The Current State of Innovation within the U.S. Legal System – Views on Evolving Protection for Intellectual Property Rights in the United States from the USPTO and the Courts


The Current State of Innovation within the U.S. Legal System – Views on Evolving Protection for Intellectual Property Rights in the United States from the USPTO and the Courts

Andrei Iancu

Good afternoon everyone! Thank you, Pete Thurlow, for that generous introduction.
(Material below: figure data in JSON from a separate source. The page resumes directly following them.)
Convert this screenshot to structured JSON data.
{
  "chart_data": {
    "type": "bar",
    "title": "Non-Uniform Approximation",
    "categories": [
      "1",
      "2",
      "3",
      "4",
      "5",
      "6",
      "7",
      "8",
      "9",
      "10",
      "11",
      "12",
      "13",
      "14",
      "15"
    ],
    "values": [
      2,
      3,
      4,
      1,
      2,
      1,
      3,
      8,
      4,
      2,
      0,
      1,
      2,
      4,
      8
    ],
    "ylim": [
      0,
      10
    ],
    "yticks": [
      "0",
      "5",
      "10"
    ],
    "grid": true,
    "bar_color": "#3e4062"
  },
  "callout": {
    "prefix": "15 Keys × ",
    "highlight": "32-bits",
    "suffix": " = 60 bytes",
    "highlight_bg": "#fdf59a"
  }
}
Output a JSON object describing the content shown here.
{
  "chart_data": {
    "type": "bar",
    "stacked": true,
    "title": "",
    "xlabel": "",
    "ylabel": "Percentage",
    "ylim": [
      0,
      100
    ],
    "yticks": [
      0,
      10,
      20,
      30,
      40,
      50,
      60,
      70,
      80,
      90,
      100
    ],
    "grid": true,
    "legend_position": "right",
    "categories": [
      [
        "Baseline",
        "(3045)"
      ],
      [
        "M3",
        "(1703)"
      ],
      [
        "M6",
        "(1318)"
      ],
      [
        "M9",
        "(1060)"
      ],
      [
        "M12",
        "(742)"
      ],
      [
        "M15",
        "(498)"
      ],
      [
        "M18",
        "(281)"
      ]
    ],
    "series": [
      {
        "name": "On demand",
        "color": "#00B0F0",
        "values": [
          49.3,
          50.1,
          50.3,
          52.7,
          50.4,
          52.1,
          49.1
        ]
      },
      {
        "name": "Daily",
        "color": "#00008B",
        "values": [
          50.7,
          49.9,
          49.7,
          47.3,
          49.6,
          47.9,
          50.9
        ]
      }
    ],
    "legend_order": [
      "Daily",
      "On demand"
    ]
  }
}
It’s a great honor to open today’s panel discussion on the current state of innovation within the U.S. legal system, and I appreciate NYIPLA’s gracious invitation to be part of this outstanding annual event.

This very day 59 years ago, on March 22, 1960, the United States Patent Office issued patent number 2,929,922 to New York native Arthur Schawlow of Bell Labs and Charles Townes, a Columbia University professor and consultant to Bell Labs, for coinventing the optical maser—now called a laser. While doing postdoctoral research at Columbia University, Schawlow met Townes, and together they sought ways to extend the maser principle of amplifying electromagnetic waves into the shorter wavelengths of infrared and visible light.

In 1958, the two scientists published a proposal for the invention in an issue of Physical Review, prompting an international competition to build a working laser. Today, of course, lasers have countless applications and make it possible to play CDs, correct eyesight, scan labels in a grocery store, enable autonomous vehicles, measure time precisely, survey planets and galaxies, and even witness the birth of stars. 

Their invention changed the world.

Dr. Townes was inducted into the National Inventors Hall of Fame (NIHF) in 1976 and Dr. Schaulow joined him 20 years later. These two New Yorkers join a long list of Americans who, backed by our patent system for the last 229 years, have fueled human progress on a scale and at a pace that far exceeds anything humanity has ever seen—at any time in the past, or anywhere else in the world. American heroes who—through their ingenuity, hard work and perseverance—have improved the state of the human condition.